Jeb Bush tries to be clever, blaming the federal minimum wage for keeping folks in poverty, letting the rich get richer, and "squeezing the middle class." None of which explains why he says "state minimum wages are fine," since, by his logic, they presumably do all the same damage at the state level. Oh, and this notion that people won't be able to get jobs because the minimum wage were higher? Total horsedoodle -- most minimum wage jobs in America are fairly essential, and people would notice if they were suddenly gone because they paid $10/hour instead of $7.25/hour. But seriously, he cares. He really does. And that magically transmutes his pro-corporate positions into pro-people ones. Really.
California state government revokes health insurer Blue Shield of California's tax exempt status. Apparently all the constant rate-hiking, executive-overpaying, and profit-hoarding calls attention to itself after a while -- and Blue Shield's efforts at PR damage control after previous controversies turned out to be too little, too late. That multimillion dollar luxury box at a football stadium sure didn't help, either. I'm not even particularly opposed to letting a non-profit such as Blue Shield keep a little cash in reserve, but they're clearly gaming the system.

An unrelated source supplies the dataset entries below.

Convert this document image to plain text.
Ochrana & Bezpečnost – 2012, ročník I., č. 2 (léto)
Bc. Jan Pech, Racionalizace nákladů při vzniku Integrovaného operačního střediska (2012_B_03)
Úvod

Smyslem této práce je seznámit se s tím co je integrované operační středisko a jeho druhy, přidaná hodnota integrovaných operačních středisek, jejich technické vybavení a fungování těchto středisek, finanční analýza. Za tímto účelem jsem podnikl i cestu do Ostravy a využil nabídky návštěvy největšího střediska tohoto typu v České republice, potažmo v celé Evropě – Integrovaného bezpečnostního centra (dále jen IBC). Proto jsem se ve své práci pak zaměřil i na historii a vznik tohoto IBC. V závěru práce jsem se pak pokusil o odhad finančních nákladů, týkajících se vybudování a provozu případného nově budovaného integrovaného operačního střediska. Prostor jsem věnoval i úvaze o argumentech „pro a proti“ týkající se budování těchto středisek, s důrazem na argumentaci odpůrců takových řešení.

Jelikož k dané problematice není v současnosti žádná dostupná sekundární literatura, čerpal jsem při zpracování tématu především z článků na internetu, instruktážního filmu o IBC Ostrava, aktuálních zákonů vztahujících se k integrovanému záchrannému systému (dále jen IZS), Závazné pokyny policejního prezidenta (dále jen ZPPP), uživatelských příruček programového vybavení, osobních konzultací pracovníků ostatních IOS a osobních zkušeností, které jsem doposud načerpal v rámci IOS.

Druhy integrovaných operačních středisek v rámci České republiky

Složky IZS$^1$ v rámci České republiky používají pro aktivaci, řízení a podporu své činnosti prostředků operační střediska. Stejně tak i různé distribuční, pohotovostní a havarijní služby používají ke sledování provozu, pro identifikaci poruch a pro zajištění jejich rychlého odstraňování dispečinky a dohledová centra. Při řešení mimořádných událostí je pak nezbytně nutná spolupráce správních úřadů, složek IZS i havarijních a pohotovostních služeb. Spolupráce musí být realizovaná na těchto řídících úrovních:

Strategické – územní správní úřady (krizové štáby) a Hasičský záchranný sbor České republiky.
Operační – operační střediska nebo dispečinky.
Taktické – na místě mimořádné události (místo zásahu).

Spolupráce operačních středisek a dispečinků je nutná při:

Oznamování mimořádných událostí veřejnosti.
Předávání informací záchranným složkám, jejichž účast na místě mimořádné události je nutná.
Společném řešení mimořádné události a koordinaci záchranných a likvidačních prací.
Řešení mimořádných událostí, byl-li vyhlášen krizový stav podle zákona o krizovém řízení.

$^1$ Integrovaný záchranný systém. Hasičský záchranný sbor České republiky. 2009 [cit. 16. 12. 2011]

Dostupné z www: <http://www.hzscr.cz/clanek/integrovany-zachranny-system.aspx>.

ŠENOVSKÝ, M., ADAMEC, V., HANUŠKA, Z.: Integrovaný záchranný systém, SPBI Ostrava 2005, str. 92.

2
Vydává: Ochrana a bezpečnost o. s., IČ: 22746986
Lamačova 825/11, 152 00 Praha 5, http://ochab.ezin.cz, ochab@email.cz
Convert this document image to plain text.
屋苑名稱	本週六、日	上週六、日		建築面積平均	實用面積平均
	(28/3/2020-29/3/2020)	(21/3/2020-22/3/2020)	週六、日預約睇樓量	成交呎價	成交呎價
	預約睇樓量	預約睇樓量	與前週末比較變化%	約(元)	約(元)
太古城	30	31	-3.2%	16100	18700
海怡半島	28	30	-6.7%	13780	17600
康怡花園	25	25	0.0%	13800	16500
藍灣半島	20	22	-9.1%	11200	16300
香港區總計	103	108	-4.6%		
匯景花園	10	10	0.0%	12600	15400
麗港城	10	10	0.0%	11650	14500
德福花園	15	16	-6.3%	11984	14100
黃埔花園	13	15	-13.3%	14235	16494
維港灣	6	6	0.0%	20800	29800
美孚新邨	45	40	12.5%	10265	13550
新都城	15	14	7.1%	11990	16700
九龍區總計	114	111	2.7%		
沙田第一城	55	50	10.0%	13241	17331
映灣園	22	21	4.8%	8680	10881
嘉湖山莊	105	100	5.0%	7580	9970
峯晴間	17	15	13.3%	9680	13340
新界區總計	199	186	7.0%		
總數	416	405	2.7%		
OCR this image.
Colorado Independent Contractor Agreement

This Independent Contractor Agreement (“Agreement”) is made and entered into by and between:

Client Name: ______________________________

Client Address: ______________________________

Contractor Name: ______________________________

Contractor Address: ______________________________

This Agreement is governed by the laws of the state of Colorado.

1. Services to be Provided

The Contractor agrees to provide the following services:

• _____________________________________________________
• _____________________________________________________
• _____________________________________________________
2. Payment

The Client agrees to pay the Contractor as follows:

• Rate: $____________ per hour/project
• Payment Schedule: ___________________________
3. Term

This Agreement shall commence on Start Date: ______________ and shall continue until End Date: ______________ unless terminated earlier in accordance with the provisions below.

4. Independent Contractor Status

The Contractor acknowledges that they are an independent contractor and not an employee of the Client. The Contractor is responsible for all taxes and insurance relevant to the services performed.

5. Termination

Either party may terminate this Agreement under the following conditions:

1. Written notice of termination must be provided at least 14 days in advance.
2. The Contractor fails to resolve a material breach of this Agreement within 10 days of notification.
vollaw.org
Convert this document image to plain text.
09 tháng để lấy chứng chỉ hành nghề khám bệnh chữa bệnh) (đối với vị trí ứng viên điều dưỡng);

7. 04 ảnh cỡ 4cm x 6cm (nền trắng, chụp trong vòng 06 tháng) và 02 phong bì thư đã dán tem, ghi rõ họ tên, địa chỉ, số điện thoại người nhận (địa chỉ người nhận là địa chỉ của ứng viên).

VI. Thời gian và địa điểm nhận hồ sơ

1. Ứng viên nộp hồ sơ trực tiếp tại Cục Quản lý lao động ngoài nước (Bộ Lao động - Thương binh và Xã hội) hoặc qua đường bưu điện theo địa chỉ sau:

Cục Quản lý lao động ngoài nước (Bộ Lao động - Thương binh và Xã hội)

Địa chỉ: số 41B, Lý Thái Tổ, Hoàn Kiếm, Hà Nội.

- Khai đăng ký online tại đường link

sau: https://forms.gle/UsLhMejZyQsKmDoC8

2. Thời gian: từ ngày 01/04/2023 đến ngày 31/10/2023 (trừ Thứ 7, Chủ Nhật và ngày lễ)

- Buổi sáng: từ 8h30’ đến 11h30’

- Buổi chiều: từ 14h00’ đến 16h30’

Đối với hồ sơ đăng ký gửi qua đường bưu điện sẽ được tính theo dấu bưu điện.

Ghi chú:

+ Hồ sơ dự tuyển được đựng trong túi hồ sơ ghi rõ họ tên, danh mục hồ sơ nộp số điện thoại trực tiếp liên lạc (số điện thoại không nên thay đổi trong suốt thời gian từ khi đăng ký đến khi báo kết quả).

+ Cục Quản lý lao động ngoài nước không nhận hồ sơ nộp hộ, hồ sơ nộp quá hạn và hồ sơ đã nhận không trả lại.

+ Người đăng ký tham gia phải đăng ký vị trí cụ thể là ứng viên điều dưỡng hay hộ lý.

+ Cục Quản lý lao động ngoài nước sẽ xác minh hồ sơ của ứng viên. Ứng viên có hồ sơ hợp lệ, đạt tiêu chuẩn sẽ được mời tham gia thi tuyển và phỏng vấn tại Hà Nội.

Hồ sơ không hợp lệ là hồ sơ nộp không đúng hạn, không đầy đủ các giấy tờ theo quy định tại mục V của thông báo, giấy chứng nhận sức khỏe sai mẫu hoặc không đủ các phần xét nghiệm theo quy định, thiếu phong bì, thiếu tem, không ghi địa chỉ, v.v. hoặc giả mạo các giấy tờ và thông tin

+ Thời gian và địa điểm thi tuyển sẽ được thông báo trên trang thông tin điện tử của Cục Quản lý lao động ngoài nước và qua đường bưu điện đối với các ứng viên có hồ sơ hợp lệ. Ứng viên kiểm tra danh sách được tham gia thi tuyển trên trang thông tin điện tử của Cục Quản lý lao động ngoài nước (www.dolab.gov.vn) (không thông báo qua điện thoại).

Finally, in an interview with Vice, President Obama says Republicans, at least as far as climate change is concerned, are "often motivated, principally, by opposing whatever it is that I propose." It's one thing for me to say it, but another thing entirely for him to finally come out with it. And yet he also says it's a "phase that the Republican party is going through right now," one it will "outgrow." Ask Bill Clinton if Republicans ever "outgrow" that "phase." Ask the next Democratic President, too, whenever we get another one of those.